Scaling limits of discrete-time Markov chains and their local times on electrical networks
Ryoichiro Noda
TL;DR
The paper proves that discrete-time Markov chains on sequences of electrical networks converge, together with their local times, under local Gromov--Hausdorff--vague convergence of the networks plus non-explosion and metric-entropy conditions. The authors develop a discrete-time trace method within an extended Dirichlet-space framework for resistance forms, enabling compact-trace approximations to handle non-compact limits. The results apply to a broad class of models, including critical Galton--Watson trees, uniform spanning trees, random recursive fractals, the critical Erdős--Rényi graph, the configuration model, and random conductance models on fractals, with both deterministic and random network settings.

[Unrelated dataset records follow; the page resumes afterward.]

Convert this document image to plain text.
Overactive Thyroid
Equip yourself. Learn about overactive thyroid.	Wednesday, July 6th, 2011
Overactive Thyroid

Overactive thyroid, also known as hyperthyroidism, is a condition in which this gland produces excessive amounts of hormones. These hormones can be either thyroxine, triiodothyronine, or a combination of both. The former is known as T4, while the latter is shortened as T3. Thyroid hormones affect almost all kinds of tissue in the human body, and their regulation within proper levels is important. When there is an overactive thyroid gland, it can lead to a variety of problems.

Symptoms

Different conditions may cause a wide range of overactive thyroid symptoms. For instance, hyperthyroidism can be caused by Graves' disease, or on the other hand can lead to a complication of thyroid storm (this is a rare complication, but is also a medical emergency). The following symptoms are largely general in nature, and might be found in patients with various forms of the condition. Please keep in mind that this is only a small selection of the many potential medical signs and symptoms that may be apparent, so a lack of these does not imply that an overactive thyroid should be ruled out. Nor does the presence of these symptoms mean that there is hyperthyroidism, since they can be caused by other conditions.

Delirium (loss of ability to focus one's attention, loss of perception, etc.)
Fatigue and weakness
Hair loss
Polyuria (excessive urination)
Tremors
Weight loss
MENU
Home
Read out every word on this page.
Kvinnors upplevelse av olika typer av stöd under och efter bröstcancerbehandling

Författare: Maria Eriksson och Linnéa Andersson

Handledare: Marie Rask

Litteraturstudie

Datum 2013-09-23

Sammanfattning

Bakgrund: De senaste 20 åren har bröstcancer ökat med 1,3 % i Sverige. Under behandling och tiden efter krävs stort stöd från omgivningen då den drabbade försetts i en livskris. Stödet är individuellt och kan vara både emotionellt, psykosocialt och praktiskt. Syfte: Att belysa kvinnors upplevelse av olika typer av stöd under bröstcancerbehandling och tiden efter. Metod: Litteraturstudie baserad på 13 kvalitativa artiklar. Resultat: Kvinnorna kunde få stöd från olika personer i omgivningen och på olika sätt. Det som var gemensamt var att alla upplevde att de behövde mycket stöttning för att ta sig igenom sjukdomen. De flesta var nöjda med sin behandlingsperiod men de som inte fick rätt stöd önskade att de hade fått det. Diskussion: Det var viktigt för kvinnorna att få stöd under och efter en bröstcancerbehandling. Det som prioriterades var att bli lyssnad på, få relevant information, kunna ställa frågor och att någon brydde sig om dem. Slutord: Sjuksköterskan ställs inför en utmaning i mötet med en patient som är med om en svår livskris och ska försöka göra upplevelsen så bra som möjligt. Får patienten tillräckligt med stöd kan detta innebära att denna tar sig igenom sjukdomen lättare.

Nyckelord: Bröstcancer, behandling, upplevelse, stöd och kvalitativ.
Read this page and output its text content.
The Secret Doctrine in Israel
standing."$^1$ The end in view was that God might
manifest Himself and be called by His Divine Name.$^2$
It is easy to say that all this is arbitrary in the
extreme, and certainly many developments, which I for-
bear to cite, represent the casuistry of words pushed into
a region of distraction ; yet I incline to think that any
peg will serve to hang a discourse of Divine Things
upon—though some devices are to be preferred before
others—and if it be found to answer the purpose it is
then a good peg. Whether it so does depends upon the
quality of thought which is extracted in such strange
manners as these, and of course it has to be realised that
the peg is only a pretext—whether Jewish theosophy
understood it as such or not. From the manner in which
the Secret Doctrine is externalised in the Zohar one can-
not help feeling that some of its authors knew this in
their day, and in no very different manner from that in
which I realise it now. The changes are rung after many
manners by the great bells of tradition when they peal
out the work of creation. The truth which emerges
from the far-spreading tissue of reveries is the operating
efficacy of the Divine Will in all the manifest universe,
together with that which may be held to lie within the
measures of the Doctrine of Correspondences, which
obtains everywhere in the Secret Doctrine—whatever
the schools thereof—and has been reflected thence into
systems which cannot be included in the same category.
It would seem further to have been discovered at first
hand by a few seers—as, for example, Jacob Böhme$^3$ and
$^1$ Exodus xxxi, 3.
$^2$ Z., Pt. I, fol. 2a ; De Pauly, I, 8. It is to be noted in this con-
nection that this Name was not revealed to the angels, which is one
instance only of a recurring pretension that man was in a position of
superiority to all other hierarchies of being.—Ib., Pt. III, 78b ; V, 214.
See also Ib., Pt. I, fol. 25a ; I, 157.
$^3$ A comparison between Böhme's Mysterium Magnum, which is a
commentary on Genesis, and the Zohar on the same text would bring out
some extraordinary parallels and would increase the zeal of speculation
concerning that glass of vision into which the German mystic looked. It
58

This provides a unified, rigorous approach to scaling limits of discrete processes and their local times on complex networks, with potential implications for algorithmic analyses and probabilistic geometry of random graphs.
Abstract
We establish that if a sequence of electrical networks equipped with conductance measures converges in the local Gromov--Hausdorff-vague topology and satisfies certain non-explosion and metric-entropy conditions,then the sequence of associated discrete-time Markov chains and their local times also converges. This result applies to many examples, such as critical Galton--Watson trees conditioned on size, uniform spanning trees, random recursive fractals, the critical Erdős--Rényi random graph, the configuration model, and the random conductance model on fractals.To obtain the convergence result, we characterize and study extended Dirichlet spaces associated with resistance forms, and we study traces of electrical networks.